Keine neue rechtliche Kategorie

Mit dem neuen Grundsatzartikel 641 a ZGB erhalten Tiere die Anerkennung als lebende und fühlende Mitgeschöpfe. Sie werden nur noch insofern als Sachen betrachtet, als keine Sondernormen bestehen. Allerdings hat dieser Grundsatz vorwiegend deklaratorischen Charakter; es wird keine neue rechtliche Kategorie geschaffen. Das schweizerische Privatrechtssystem basiert grundsätzlich auf der Unterscheidung zwischen „Personen“ und „Sachen“; Rechtssubjekten und Rechtsobjekten. Tiere sollen auch nach der Revision als Rechtsobjekte betrachtet werden und keine Rechtsfähigkeit haben.

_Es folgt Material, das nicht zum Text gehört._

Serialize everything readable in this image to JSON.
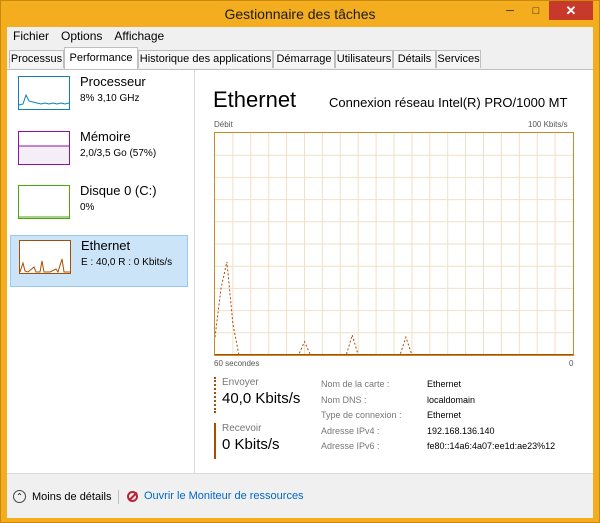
{
  "window": {
    "title": "Gestionnaire des tâches"
  },
  "menu": [
    "Fichier",
    "Options",
    "Affichage"
  ],
  "tabs": [
    "Processus",
    "Performance",
    "Historique des applications",
    "Démarrage",
    "Utilisateurs",
    "Détails",
    "Services"
  ],
  "active_tab": "Performance",
  "sidebar": [
    {
      "name": "Processeur",
      "sub": "8%  3,10 GHz",
      "color": "#117dbb"
    },
    {
      "name": "Mémoire",
      "sub": "2,0/3,5 Go (57%)",
      "color": "#8b12ae"
    },
    {
      "name": "Disque 0 (C:)",
      "sub": "0%",
      "color": "#4da60c"
    },
    {
      "name": "Ethernet",
      "sub": "E : 40,0 R : 0 Kbits/s",
      "color": "#a74f01"
    }
  ],
  "main": {
    "title": "Ethernet",
    "adapter": "Connexion réseau Intel(R) PRO/1000 MT",
    "y_label": "Débit",
    "y_max_label": "100 Kbits/s",
    "x_left_label": "60 secondes",
    "x_right_label": "0",
    "send": {
      "label": "Envoyer",
      "value": "40,0 Kbits/s"
    },
    "receive": {
      "label": "Recevoir",
      "value": "0 Kbits/s"
    },
    "properties": [
      {
        "key": "Nom de la carte :",
        "value": "Ethernet"
      },
      {
        "key": "Nom DNS :",
        "value": "localdomain"
      },
      {
        "key": "Type de connexion :",
        "value": "Ethernet"
      },
      {
        "key": "Adresse IPv4 :",
        "value": "192.168.136.140"
      },
      {
        "key": "Adresse IPv6 :",
        "value": "fe80::14a6:4a07:ee1d:ae23%12"
      }
    ]
  },
  "footer": {
    "fewer_details": "Moins de détails",
    "open_monitor": "Ouvrir le Moniteur de ressources"
  },
  "colors": {
    "accent": "#f0a30a",
    "ethernet": "#a74f01",
    "grid": "#f2dfc7"
  },
  "chart_data": {
    "type": "line",
    "ylabel": "Débit",
    "y_max": "100 Kbits/s",
    "xlabel": "60 secondes",
    "ylim": [
      0,
      100
    ],
    "x": [
      0,
      1,
      2,
      3,
      4,
      5,
      6,
      7,
      8,
      9,
      10,
      11,
      12,
      13,
      14,
      15,
      16,
      17,
      18,
      19,
      20,
      21,
      22,
      23,
      24,
      25,
      26,
      27,
      28,
      29,
      30,
      31,
      32,
      33,
      34,
      35,
      36,
      37,
      38,
      39,
      40,
      41,
      42,
      43,
      44,
      45,
      46,
      47,
      48,
      49,
      50,
      51,
      52,
      53,
      54,
      55,
      56,
      57,
      58,
      59,
      60
    ],
    "series": [
      {
        "values": [
          0,
          0,
          0,
          0,
          0,
          0,
          0,
          0,
          0,
          0,
          0,
          0,
          0,
          0,
          0,
          0,
          0,
          0,
          0,
          0,
          0,
          0,
          0,
          0,
          0,
          0,
          0,
          0,
          0,
          0,
          0,
          0,
          0,
          0,
          0,
          0,
          0,
          0,
          0,
          0,
          0,
          0,
          0,
          0,
          0,
          0,
          0,
          0,
          0,
          0,
          0,
          0,
          0,
          0,
          0,
          0,
          0,
          0,
          0,
          0,
          0
        ]
      },
      {
        "values": [
          8,
          0,
          0,
          6,
          0,
          0,
          0,
          0,
          0,
          0,
          0,
          0,
          0,
          0,
          0,
          6,
          0,
          0,
          0,
          0,
          0,
          0,
          0,
          9,
          0,
          0,
          0,
          0,
          0,
          0,
          0,
          0,
          0,
          0,
          0,
          0,
          0,
          0,
          0,
          0,
          0,
          0,
          0,
          0,
          0,
          0,
          0,
          0,
          0,
          0,
          0,
          0,
          0,
          0,
          0,
          0,
          0,
          0,
          0,
          0,
          0
        ]
      },
      {
        "values": [
          0,
          30,
          42,
          8,
          0,
          0,
          0,
          0,
          0,
          0,
          0,
          0,
          0,
          0,
          0,
          0,
          0,
          0,
          0,
          0,
          0,
          0,
          0,
          0,
          0,
          0,
          0,
          0,
          0,
          0,
          0,
          0,
          8,
          0,
          0,
          0,
          0,
          0,
          0,
          0,
          0,
          0,
          0,
          0,
          0,
          0,
          0,
          0,
          0,
          0,
          0,
          0,
          0,
          0,
          0,
          0,
          0,
          0,
          0,
          0,
          0
        ]
      },
      {
        "values": [
          0,
          0,
          0,
          0,
          0,
          0,
          0,
          0,
          0,
          0,
          0,
          0,
          0,
          0,
          0,
          0,
          0,
          0,
          0,
          0,
          0,
          0,
          0,
          0,
          0,
          0,
          0,
          0,
          0,
          0,
          0,
          0,
          0,
          0,
          0,
          0,
          0,
          0,
          0,
          0,
          0,
          0,
          0,
          0,
          0,
          0,
          0,
          0,
          0,
          0,
          0,
          0,
          0,
          0,
          0,
          0,
          0,
          0,
          0,
          0,
          0
        ]
      }
    ],
    "annotations": [],
    "grid": true
  }
}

Ich werde beispielsweise nach wie vor (in den üblichen Schranken der Rechtsordnung, zum Beispiel unter Beachtung der Tierschutzbestimmungen etc.) meinen Hund verkaufen können, aber nicht er mich. Dies ist dem Recht systemimmanent und hat mit mangelnder Achtung vor der Kreatur nichts zu tun. Anders lässt sich die juristische Abwicklung von Rechtsgeschäften nicht lösen.

Heilungskosten für verletztes Tier

Eine grosse Bedeutung gerade für Hundehalterinnen und -halter wird der neue Art. 42 Abs. 3 des Obligationenrechts (OR) erlangen. Wird ein Hund, dessen Geldwert z. B. 800 Franken beträgt, nach einem Autounfall tierärztlich z. B. für 1'400 Franken behandelt, so musste die haftende Person (und damit auch deren Versicherung) nach altem Recht höchstens den Geldwert von 800 bezahlen. Hier schafft das neue Recht eine langersehnte Remedur und hält fest, dass Heilungskosten in einem vernünftigen Rahmen auch über den reinen Geldwert des verletzten Tieres zu begleichen sind. Voraussetzung nach altem wie neuem Recht ist, dass beim Verursacher eine Pflicht zur Haftung grundsätzlich gegeben und die Behandlung des verletzten Tieres geeignet und erforderlich war.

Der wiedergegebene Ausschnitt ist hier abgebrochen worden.